As negotiations plod on in an attempt to avoid the so-called "fiscal cliff" of tax hikes and spending cuts that may plunge the nation into another recession early next year, both parties would be wise to address pressing political and mathematical realities.

Start with the math. Arithmetically speaking, no serious progress can be made toward balancing the budget and tackling the nation's colossal debt without reforming entitlement programs, especially Medicare. There is no tax rate high enough, no discretionary spending cut deep enough, and no accounting gimmick potent enough to provide sufficient revenue to compensate for the exponential growth of the federal government's projected mandatory spending. This is a reality that neither party seems willing or able to address.

President Obama's latest proposal is heavy on new taxes and depressingly light and empty with regard to spending cuts.
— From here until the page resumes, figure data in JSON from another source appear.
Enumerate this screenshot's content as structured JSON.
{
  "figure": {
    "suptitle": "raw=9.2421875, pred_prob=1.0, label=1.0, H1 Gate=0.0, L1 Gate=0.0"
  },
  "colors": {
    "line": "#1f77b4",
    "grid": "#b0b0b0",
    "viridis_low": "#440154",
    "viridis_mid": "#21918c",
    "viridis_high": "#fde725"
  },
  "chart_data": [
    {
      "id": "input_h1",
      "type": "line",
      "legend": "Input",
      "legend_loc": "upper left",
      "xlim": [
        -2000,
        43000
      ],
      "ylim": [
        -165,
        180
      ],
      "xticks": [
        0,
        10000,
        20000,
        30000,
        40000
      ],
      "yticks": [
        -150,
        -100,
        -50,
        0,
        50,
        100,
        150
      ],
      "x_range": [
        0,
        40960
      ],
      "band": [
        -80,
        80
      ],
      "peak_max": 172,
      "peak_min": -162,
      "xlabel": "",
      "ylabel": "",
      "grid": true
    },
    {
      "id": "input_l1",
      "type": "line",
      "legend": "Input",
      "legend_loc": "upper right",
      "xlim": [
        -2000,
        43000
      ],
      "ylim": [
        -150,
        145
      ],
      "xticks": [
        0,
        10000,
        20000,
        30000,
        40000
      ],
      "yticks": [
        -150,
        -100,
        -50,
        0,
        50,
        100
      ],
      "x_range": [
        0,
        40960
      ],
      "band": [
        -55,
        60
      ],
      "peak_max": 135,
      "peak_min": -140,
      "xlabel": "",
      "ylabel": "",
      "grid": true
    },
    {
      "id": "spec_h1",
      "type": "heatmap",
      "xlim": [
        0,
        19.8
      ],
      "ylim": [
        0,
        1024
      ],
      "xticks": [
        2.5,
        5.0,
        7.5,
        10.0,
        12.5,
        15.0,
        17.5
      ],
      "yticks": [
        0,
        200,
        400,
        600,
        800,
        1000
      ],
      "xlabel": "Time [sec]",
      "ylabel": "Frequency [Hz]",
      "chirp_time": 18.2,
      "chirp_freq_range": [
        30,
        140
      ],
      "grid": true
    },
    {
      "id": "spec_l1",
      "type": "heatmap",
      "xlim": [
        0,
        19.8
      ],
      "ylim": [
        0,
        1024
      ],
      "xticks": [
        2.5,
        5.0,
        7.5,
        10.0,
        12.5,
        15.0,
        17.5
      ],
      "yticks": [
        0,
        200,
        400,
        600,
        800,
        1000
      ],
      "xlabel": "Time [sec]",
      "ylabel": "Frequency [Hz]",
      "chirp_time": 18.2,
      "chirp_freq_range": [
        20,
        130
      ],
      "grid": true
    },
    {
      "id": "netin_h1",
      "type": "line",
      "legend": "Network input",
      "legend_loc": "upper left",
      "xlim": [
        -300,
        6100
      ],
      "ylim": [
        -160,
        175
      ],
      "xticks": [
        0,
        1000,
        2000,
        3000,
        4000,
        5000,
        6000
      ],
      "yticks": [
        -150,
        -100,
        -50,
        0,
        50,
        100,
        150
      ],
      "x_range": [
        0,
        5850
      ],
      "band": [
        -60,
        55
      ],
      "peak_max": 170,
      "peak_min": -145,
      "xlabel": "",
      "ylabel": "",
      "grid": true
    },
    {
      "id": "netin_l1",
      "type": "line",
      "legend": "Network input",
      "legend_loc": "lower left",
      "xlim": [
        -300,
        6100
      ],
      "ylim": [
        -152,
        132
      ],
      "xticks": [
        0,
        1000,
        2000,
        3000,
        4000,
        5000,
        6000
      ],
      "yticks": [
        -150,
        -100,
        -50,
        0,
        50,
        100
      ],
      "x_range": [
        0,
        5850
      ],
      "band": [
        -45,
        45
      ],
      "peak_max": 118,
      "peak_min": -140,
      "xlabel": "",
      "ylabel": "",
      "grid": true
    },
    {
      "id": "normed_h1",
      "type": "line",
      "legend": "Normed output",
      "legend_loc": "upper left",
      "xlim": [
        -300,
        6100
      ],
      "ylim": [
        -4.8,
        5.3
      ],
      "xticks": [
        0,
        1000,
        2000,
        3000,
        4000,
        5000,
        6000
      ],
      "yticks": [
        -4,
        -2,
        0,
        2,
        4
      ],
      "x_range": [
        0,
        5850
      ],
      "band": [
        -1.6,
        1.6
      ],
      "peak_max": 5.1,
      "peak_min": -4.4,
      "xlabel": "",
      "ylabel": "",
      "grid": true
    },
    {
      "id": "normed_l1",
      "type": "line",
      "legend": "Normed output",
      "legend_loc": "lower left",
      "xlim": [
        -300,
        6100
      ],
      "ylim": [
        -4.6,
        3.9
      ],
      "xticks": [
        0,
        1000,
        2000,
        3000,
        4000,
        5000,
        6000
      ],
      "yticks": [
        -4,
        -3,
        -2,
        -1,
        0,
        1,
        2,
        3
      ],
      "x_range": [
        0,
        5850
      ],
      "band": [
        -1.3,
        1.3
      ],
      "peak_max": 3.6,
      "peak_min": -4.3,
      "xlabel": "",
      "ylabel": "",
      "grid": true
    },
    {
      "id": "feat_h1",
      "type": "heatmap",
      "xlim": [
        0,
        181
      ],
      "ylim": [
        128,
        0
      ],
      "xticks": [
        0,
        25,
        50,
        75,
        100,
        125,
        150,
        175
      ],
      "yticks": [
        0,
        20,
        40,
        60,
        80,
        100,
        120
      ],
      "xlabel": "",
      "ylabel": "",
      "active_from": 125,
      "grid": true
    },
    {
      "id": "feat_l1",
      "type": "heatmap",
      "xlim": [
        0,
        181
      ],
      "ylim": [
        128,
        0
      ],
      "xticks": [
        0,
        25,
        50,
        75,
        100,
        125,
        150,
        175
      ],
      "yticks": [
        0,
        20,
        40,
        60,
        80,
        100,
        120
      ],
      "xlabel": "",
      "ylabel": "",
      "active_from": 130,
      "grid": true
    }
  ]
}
The tax increases would take effect immediately, but all entitlement reforms are postponed for a decade or more, giving future congresses and future presidents plenty of opportunities to undo them. Obama, now elected to his final term, ought to take this opportunity to provide real leadership on an intractable issue, yet he is inexcusably kicking the can down the road.

That's not to say, however, that the Republicans are blameless in this battle. The election results demonstrated that voters support the president's proposal to allow the Bush-era tax cuts for the wealthiest Americans to expire. Yet too many Republicans, including all four members of the GOP in Utah's congressional delegation, refuse to consider any tax increases at all, effectively walking away from the negotiating table and cruising toward the cliff.

While they revel in their ideological purity, their constituents will watch their tax bills increase by an average of $2,000 or more come the new year.

In the meantime, the president will rightly attribute the collapse of negotiations to the Republican unwillingness to compromise. Republicans would then be compounding a devastating electoral defeat with a fresh political disaster. Surely they recognize that a workable agreement is in their own political interests, not to mention the best interests of the nation as a whole.

The most frustrating thing about this current standoff is how absurdly unnecessary it is. That's especially true given that both sides know the answers. The math can't be denied, while the politics of the situation demand compromise. No elected official of any party can be excused for ignoring these realities.